Mr. Sanjeev Asthana: Your second question was that the sustainability of both the revenues and the margins on this. I mentioned that you were aided by two big events one was Diwali it was getting celebrated for the first time after a longest gap with full gusto so that was a huge benefit that we had and lot of pricing benefit that the company had and similarly the sales bump that we got, one time bump and the new channels that opened up that gave us a huge benefit so to answer your question specifically that overall margin of 25.9% or thereabout that we have on the food business will this be sustained probably the answer is that it will be to huge challenge to maintain this kind of momentum. So, there will be some tapering off and I think we should get back to about 15% to 18% margin run rate . {{Wow, so diwali season gives 25.9% margins whereas usual run rate is 15-18%. We haven’t seen this with Brittannia, Dabur etc}}
Mr. Bharat Shah: Sir, as you have mentioned about distribution and new sales initiative so if you can throw light on the same.
Mr. Sanjeev Asthana: Patanjali has a large base of yog karikarthar a direct channel who have got direct access to the consumers so there is a lot of effort which is going in two areas especially on the foods and nutraceuticals that going through the traditional channels is obviously a route which is available but also building that channel up to push for sales directly to the consumers since they interact and if my number is right it is almost 1 lakh plus are the number of people who directly interact and interface with a very large base of consumers themselves who are followers of everything that Patanjali does so that is a new channel which is was mentioning. {{ 1 Lakh plus yog karikarthar selling their goods ? How are they paid ? Would love to their sales costs and incentives shown separately in P&L }}
The disbelief of superlative margins (and revenues) from the food business continues amongst the questioners :
Ketan Gindoria from Alfa Accurate Advisors : ... can you help me again with the margin on the acquired food business the ₹1,600 Crores revenue
Mr.
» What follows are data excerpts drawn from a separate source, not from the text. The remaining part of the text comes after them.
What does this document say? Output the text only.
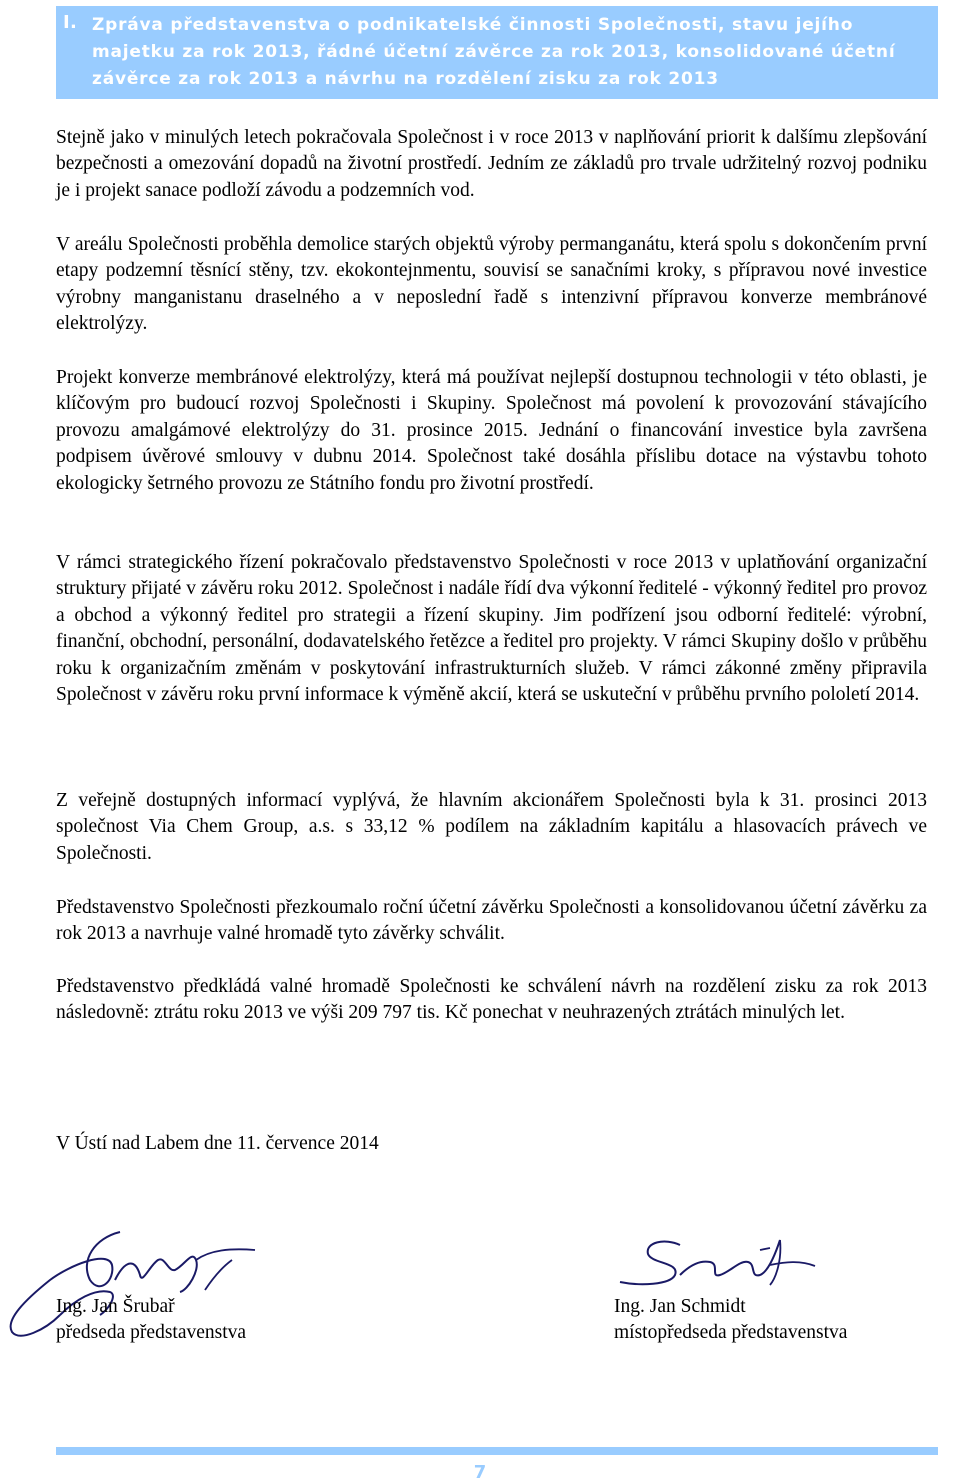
I. Zpráva představenstva o podnikatelské činnosti Společnosti, stavu jejího majetku za rok 2013, řádné účetní závěrce za rok 2013, konsolidované účetní závěrce za rok 2013 a návrhu na rozdělení zisku za rok 2013

Stejně jako v minulých letech pokračovala Společnost i v roce 2013 v naplňování priorit k dalšímu zlepšování bezpečnosti a omezování dopadů na životní prostředí. Jedním ze základů pro trvale udržitelný rozvoj podniku je i projekt sanace podloží závodu a podzemních vod.

V areálu Společnosti proběhla demolice starých objektů výroby permanganátu, která spolu s dokončením první etapy podzemní těsnící stěny, tzv. ekokontejnmentu, souvisí se sanačními kroky, s přípravou nové investice výrobny manganistanu draselného a v neposlední řadě s intenzivní přípravou konverze membránové elektrolýzy.

Projekt konverze membránové elektrolýzy, která má používat nejlepší dostupnou technologii v této oblasti, je klíčovým pro budoucí rozvoj Společnosti i Skupiny. Společnost má povolení k provozování stávajícího provozu amalgámové elektrolýzy do 31. prosince 2015. Jednání o financování investice byla završena podpisem úvěrové smlouvy v dubnu 2014. Společnost také dosáhla příslibu dotace na výstavbu tohoto ekologicky šetrného provozu ze Státního fondu pro životní prostředí.

V rámci strategického řízení pokračovalo představenstvo Společnosti v roce 2013 v uplatňování organizační struktury přijaté v závěru roku 2012. Společnost i nadále řídí dva výkonní ředitelé - výkonný ředitel pro provoz a obchod a výkonný ředitel pro strategii a řízení skupiny. Jim podřízení jsou odborní ředitelé: výrobní, finanční, obchodní, personální, dodavatelského řetězce a ředitel pro projekty. V rámci Skupiny došlo v průběhu roku k organizačním změnám v poskytování infrastrukturních služeb. V rámci zákonné změny připravila Společnost v závěru roku první informace k výměně akcií, která se uskuteční v průběhu prvního pololetí 2014.

Z veřejně dostupných informací vyplývá, že hlavním akcionářem Společnosti byla k 31. prosinci 2013 společnost Via Chem Group, a.s. s 33,12 % podílem na základním kapitálu a hlasovacích právech ve Společnosti.

Představenstvo Společnosti přezkoumalo roční účetní závěrku Společnosti a konsolidovanou účetní závěrku za rok 2013 a navrhuje valné hromadě tyto závěrky schválit.

Představenstvo předkládá valné hromadě Společnosti ke schválení návrh na rozdělení zisku za rok 2013 následovně: ztrátu roku 2013 ve výši 209 797 tis. Kč ponechat v neuhrazených ztrátách minulých let.

V Ústí nad Labem dne 11. července 2014
Ing. Jan Šrubař
předseda představenstva
Ing. Jan Schmidt
místopředseda představenstva
7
Kumar Rajesh: So the acquired food business from PAL in the current quarter contributes revenue of ₹1,241 Crores and after including honey and atta and TSP and buddy this is near about 1600 Crores and contributes to a margin of ₹1,600Crores. {{ is this a typo on transcript or is he dodging the question? }}
The disbelief is not just on the margins, it’s also on the revenue numbers. The foods business was acquired for ₹690 crore and in the same year makes a turnover of ₹1,241 Crores in this quarter ? Ketan continues to probe more
Mr. Ketan Gindoria from Alfa Accurate Advisors ... just wanted to understand what is the corresponding number of revenue in the previous year for this acquired business just wanted to know what is the growth in the acquired business compared to last year.
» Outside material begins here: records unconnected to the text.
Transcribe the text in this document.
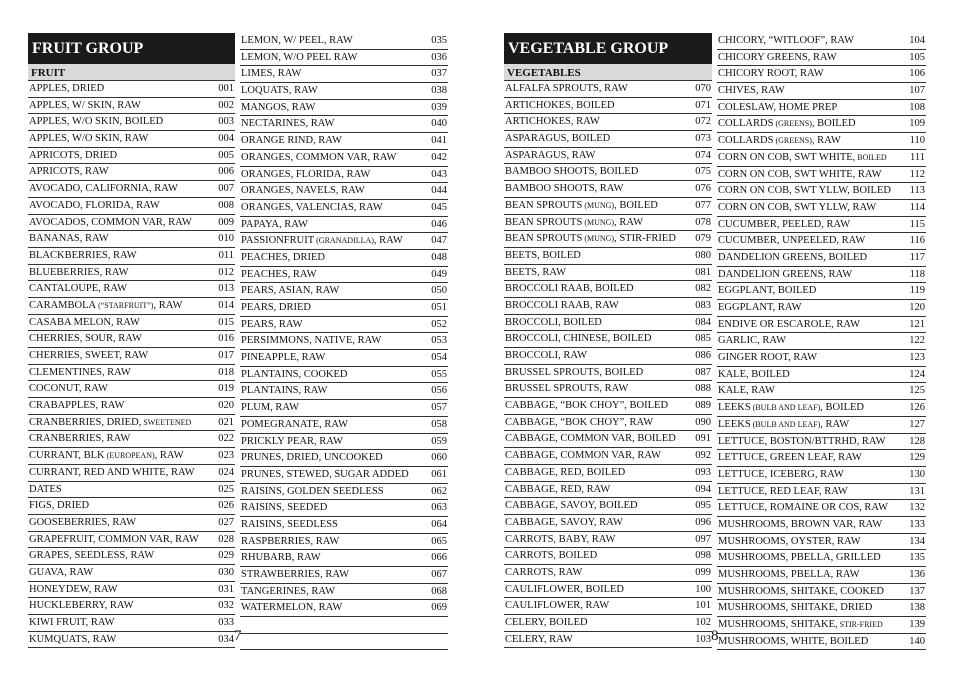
FRUIT GROUP
FRUIT
APPLES, DRIED	001
APPLES, W/ SKIN, RAW	002
APPLES, W/O SKIN, BOILED	003
APPLES, W/O SKIN, RAW	004
APRICOTS, DRIED	005
APRICOTS, RAW	006
AVOCADO, CALIFORNIA, RAW	007
AVOCADO, FLORIDA, RAW	008
AVOCADOS, COMMON VAR, RAW	009
BANANAS, RAW	010
BLACKBERRIES, RAW	011
BLUEBERRIES, RAW	012
CANTALOUPE, RAW	013
CARAMBOLA (“STARFRUIT”), RAW	014
CASABA MELON, RAW	015
CHERRIES, SOUR, RAW	016
CHERRIES, SWEET, RAW	017
CLEMENTINES, RAW	018
COCONUT, RAW	019
CRABAPPLES, RAW	020
CRANBERRIES, DRIED, SWEETENED	021
CRANBERRIES, RAW	022
CURRANT, BLK (EUROPEAN), RAW	023
CURRANT, RED AND WHITE, RAW 024
DATES	025
FIGS, DRIED	026
GOOSEBERRIES, RAW	027
GRAPEFRUIT, COMMON VAR, RAW 028
GRAPES, SEEDLESS, RAW	029
GUAVA, RAW	030
HONEYDEW, RAW	031
HUCKLEBERRY, RAW	032
KIWI FRUIT, RAW	033
KUMQUATS, RAW	034
LEMON, W/ PEEL, RAW	035
LEMON, W/O PEEL RAW	036
LIMES, RAW	037
LOQUATS, RAW	038
MANGOS, RAW	039
NECTARINES, RAW	040
ORANGE RIND, RAW	041
ORANGES, COMMON VAR, RAW	042
ORANGES, FLORIDA, RAW	043
ORANGES, NAVELS, RAW	044
ORANGES, VALENCIAS, RAW	045
PAPAYA, RAW	046
PASSIONFRUIT (GRANADILLA), RAW	047
PEACHES, DRIED	048
PEACHES, RAW	049
PEARS, ASIAN, RAW	050
PEARS, DRIED	051
PEARS, RAW	052
PERSIMMONS, NATIVE, RAW	053
PINEAPPLE, RAW	054
PLANTAINS, COOKED	055
PLANTAINS, RAW	056
PLUM, RAW	057
POMEGRANATE, RAW	058
PRICKLY PEAR, RAW	059
PRUNES, DRIED, UNCOOKED	060
PRUNES, STEWED, SUGAR ADDED 061
RAISINS, GOLDEN SEEDLESS	062
RAISINS, SEEDED	063
RAISINS, SEEDLESS	064
RASPBERRIES, RAW	065
RHUBARB, RAW	066
STRAWBERRIES, RAW	067
TANGERINES, RAW	068
WATERMELON, RAW	069
7
VEGETABLE GROUP
VEGETABLES
ALFALFA SPROUTS, RAW	070
ARTICHOKES, BOILED	071
ARTICHOKES, RAW	072
ASPARAGUS, BOILED	073
ASPARAGUS, RAW	074
BAMBOO SHOOTS, BOILED	075
BAMBOO SHOOTS, RAW	076
BEAN SPROUTS (MUNG), BOILED	077
BEAN SPROUTS (MUNG), RAW	078
BEAN SPROUTS (MUNG), STIR-FRIED 079
BEETS, BOILED	080
BEETS, RAW	081
BROCCOLI RAAB, BOILED	082
BROCCOLI RAAB, RAW	083
BROCCOLI, BOILED	084
BROCCOLI, CHINESE, BOILED	085
BROCCOLI, RAW	086
BRUSSEL SPROUTS, BOILED	087
BRUSSEL SPROUTS, RAW	088
CABBAGE, “BOK CHOY”, BOILED	089
CABBAGE, “BOK CHOY”, RAW	090
CABBAGE, COMMON VAR, BOILED 091
CABBAGE, COMMON VAR, RAW	092
CABBAGE, RED, BOILED	093
CABBAGE, RED, RAW	094
CABBAGE, SAVOY, BOILED	095
CABBAGE, SAVOY, RAW	096
CARROTS, BABY, RAW	097
CARROTS, BOILED	098
CARROTS, RAW	099
CAULIFLOWER, BOILED	100
CAULIFLOWER, RAW	101
CELERY, BOILED	102
CELERY, RAW	103
CHICORY, “WITLOOF”, RAW	104
CHICORY GREENS, RAW	105
CHICORY ROOT, RAW	106
CHIVES, RAW	107
COLESLAW, HOME PREP	108
COLLARDS (GREENS), BOILED	109
COLLARDS (GREENS), RAW	110
CORN ON COB, SWT WHITE, BOILED 111
CORN ON COB, SWT WHITE, RAW	112
CORN ON COB, SWT YLLW, BOILED 113
CORN ON COB, SWT YLLW, RAW	114
CUCUMBER, PEELED, RAW	115
CUCUMBER, UNPEELED, RAW	116
DANDELION GREENS, BOILED	117
DANDELION GREENS, RAW	118
EGGPLANT, BOILED	119
EGGPLANT, RAW	120
ENDIVE OR ESCAROLE, RAW	121
GARLIC, RAW	122
GINGER ROOT, RAW	123
KALE, BOILED	124
KALE, RAW	125
LEEKS (BULB AND LEAF), BOILED	126
LEEKS (BULB AND LEAF), RAW	127
LETTUCE, BOSTON/BTTRHD, RAW 128
LETTUCE, GREEN LEAF, RAW	129
LETTUCE, ICEBERG, RAW	130
LETTUCE, RED LEAF, RAW	131
LETTUCE, ROMAINE OR COS, RAW 132
MUSHROOMS, BROWN VAR, RAW	133
MUSHROOMS, OYSTER, RAW	134
MUSHROOMS, PBELLA, GRILLED	135
MUSHROOMS, PBELLA, RAW	136
MUSHROOMS, SHITAKE, COOKED 137
MUSHROOMS, SHITAKE, DRIED	138
MUSHROOMS, SHITAKE, STIR-FRIED	139
MUSHROOMS, WHITE, BOILED	140
8
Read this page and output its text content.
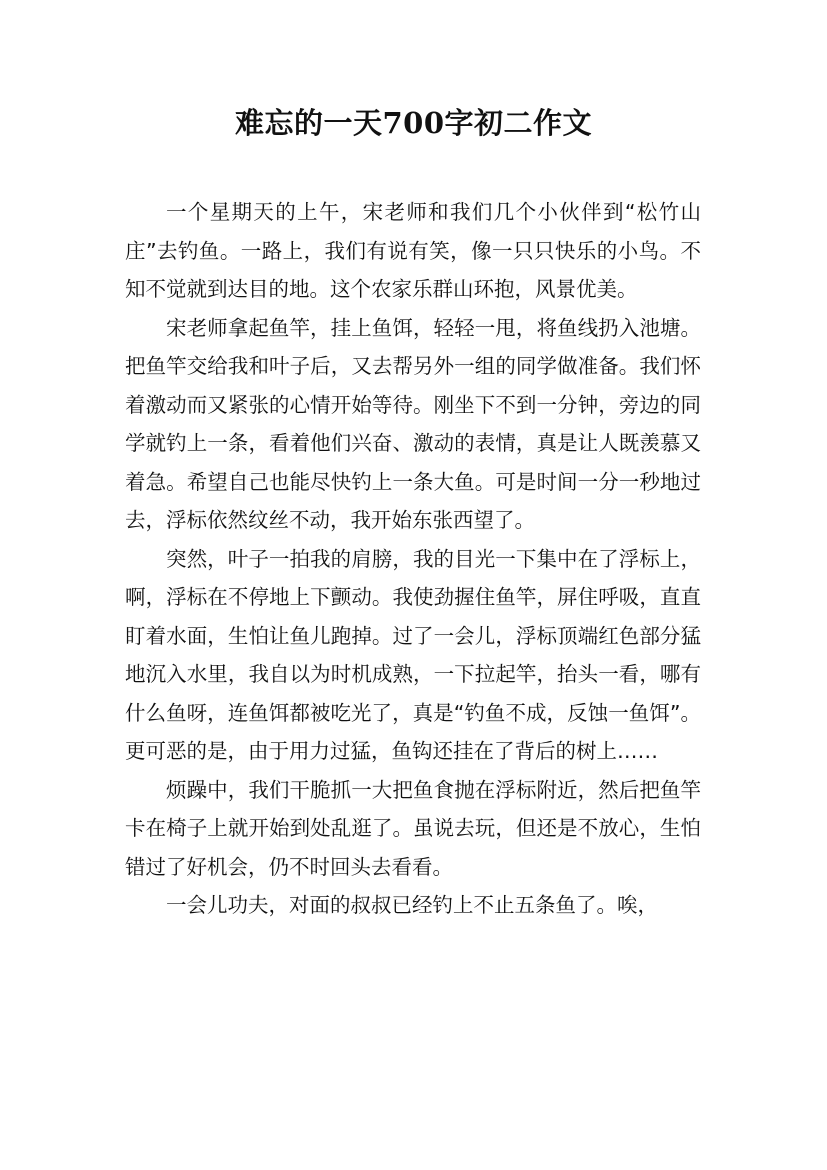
难忘的一天700字初二作文

一个星期天的上午，宋老师和我们几个小伙伴到“松竹山庄”去钓鱼。一路上，我们有说有笑，像一只只快乐的小鸟。不知不觉就到达目的地。这个农家乐群山环抱，风景优美。

宋老师拿起鱼竿，挂上鱼饵，轻轻一甩，将鱼线扔入池塘。把鱼竿交给我和叶子后，又去帮另外一组的同学做准备。我们怀着激动而又紧张的心情开始等待。刚坐下不到一分钟，旁边的同学就钓上一条，看着他们兴奋、激动的表情，真是让人既羡慕又着急。希望自己也能尽快钓上一条大鱼。可是时间一分一秒地过去，浮标依然纹丝不动，我开始东张西望了。

突然，叶子一拍我的肩膀，我的目光一下集中在了浮标上，啊，浮标在不停地上下颤动。我使劲握住鱼竿，屏住呼吸，直直盯着水面，生怕让鱼儿跑掉。过了一会儿，浮标顶端红色部分猛地沉入水里，我自以为时机成熟，一下拉起竿，抬头一看，哪有什么鱼呀，连鱼饵都被吃光了，真是“钓鱼不成，反蚀一鱼饵”。更可恶的是，由于用力过猛，鱼钩还挂在了背后的树上……

烦躁中，我们干脆抓一大把鱼食抛在浮标附近，然后把鱼竿卡在椅子上就开始到处乱逛了。虽说去玩，但还是不放心，生怕错过了好机会，仍不时回头去看看。

一会儿功夫，对面的叔叔已经钓上不止五条鱼了。唉，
Kumar Rajesh: See previous year it was not a part of our company. This was in the segment of Patanjali Ayurved Limited but overall run rate of this acquired food business including nutrela, oil for a year was near about ₹4,000 Crores so run rate is ₹1000 Crores per quarter. {{ 4000 crore revenue business making 25% margins was acquired for ₹690 crore ? hmm.. }}
Questioning continues with the same scepticism of superlative margins of the acquired food business ..
Mr. Ajay Sharma: Okay so when was this supposed to be acquired, the EBITDA was 15% which is now 25%.
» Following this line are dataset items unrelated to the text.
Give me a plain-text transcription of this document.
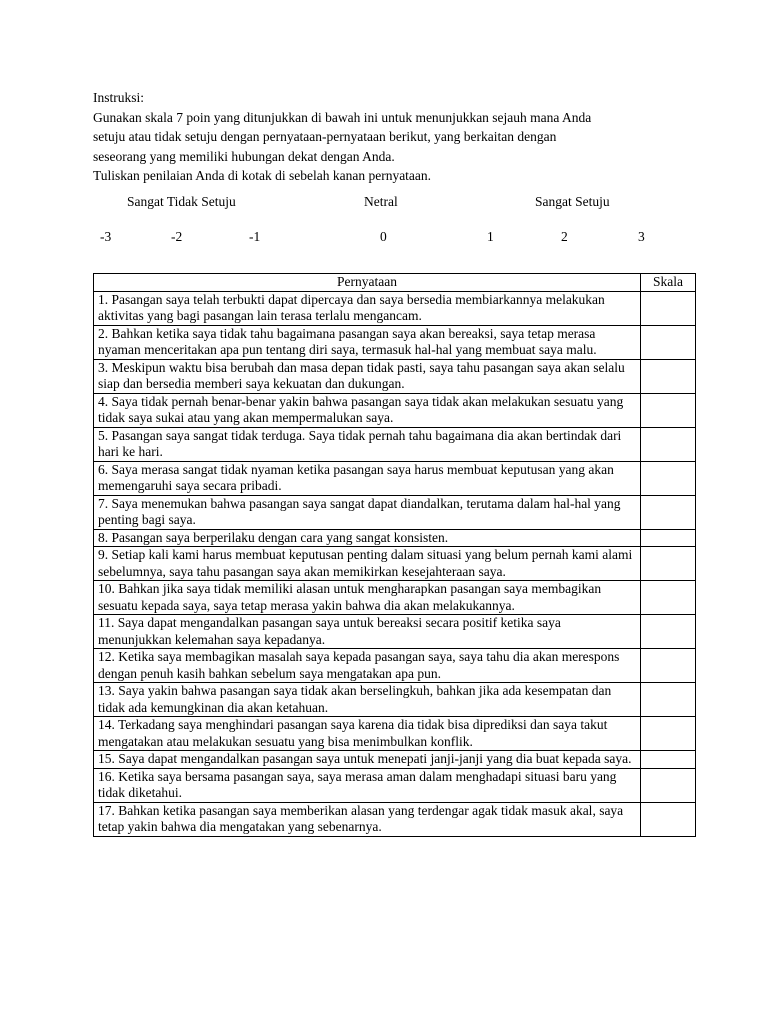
Instruksi:

Gunakan skala 7 poin yang ditunjukkan di bawah ini untuk menunjukkan sejauh mana Anda

setuju atau tidak setuju dengan pernyataan-pernyataan berikut, yang berkaitan dengan

seseorang yang memiliki hubungan dekat dengan Anda.

Tuliskan penilaian Anda di kotak di sebelah kanan pernyataan.

Sangat Tidak Setuju	Netral	Sangat Setuju
-3	-2	-1	0	1	2	3
Pernyataan	Skala
1. Pasangan saya telah terbukti dapat dipercaya dan saya bersedia membiarkannya melakukan aktivitas yang bagi pasangan lain terasa terlalu mengancam.	
2. Bahkan ketika saya tidak tahu bagaimana pasangan saya akan bereaksi, saya tetap merasa nyaman menceritakan apa pun tentang diri saya, termasuk hal-hal yang membuat saya malu.	
3. Meskipun waktu bisa berubah dan masa depan tidak pasti, saya tahu pasangan saya akan selalu siap dan bersedia memberi saya kekuatan dan dukungan.	
4. Saya tidak pernah benar-benar yakin bahwa pasangan saya tidak akan melakukan sesuatu yang tidak saya sukai atau yang akan mempermalukan saya.	
5. Pasangan saya sangat tidak terduga. Saya tidak pernah tahu bagaimana dia akan bertindak dari hari ke hari.	
6. Saya merasa sangat tidak nyaman ketika pasangan saya harus membuat keputusan yang akan memengaruhi saya secara pribadi.	
7. Saya menemukan bahwa pasangan saya sangat dapat diandalkan, terutama dalam hal-hal yang penting bagi saya.	
8. Pasangan saya berperilaku dengan cara yang sangat konsisten.	
9. Setiap kali kami harus membuat keputusan penting dalam situasi yang belum pernah kami alami sebelumnya, saya tahu pasangan saya akan memikirkan kesejahteraan saya.	
10. Bahkan jika saya tidak memiliki alasan untuk mengharapkan pasangan saya membagikan sesuatu kepada saya, saya tetap merasa yakin bahwa dia akan melakukannya.	
11. Saya dapat mengandalkan pasangan saya untuk bereaksi secara positif ketika saya menunjukkan kelemahan saya kepadanya.	
12. Ketika saya membagikan masalah saya kepada pasangan saya, saya tahu dia akan merespons dengan penuh kasih bahkan sebelum saya mengatakan apa pun.	
13. Saya yakin bahwa pasangan saya tidak akan berselingkuh, bahkan jika ada kesempatan dan tidak ada kemungkinan dia akan ketahuan.	
14. Terkadang saya menghindari pasangan saya karena dia tidak bisa diprediksi dan saya takut mengatakan atau melakukan sesuatu yang bisa menimbulkan konflik.	
15. Saya dapat mengandalkan pasangan saya untuk menepati janji-janji yang dia buat kepada saya.	
16. Ketika saya bersama pasangan saya, saya merasa aman dalam menghadapi situasi baru yang tidak diketahui.	
17. Bahkan ketika pasangan saya memberikan alasan yang terdengar agak tidak masuk akal, saya tetap yakin bahwa dia mengatakan yang sebenarnya.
Mr. Kumar Rajesh: 15 to 20% it was at that point of time.
Mr. Ajay Sharma: I think it was around ₹600 Crores on turnover of ₹4,000 Crores right. I am just wondering Asthana Sir did say something about festive and all that but what explains margin expansion from 15%, 16% to 25% is that like a one-off benefit on the raw material side or what basically.
Mr. Sanjeev Asthana: We got a big benefit on the ability to pass on at a premium to the consumers because the Diwali demand was exponential this year and the last year it was unprecedented we were just opening up, number one.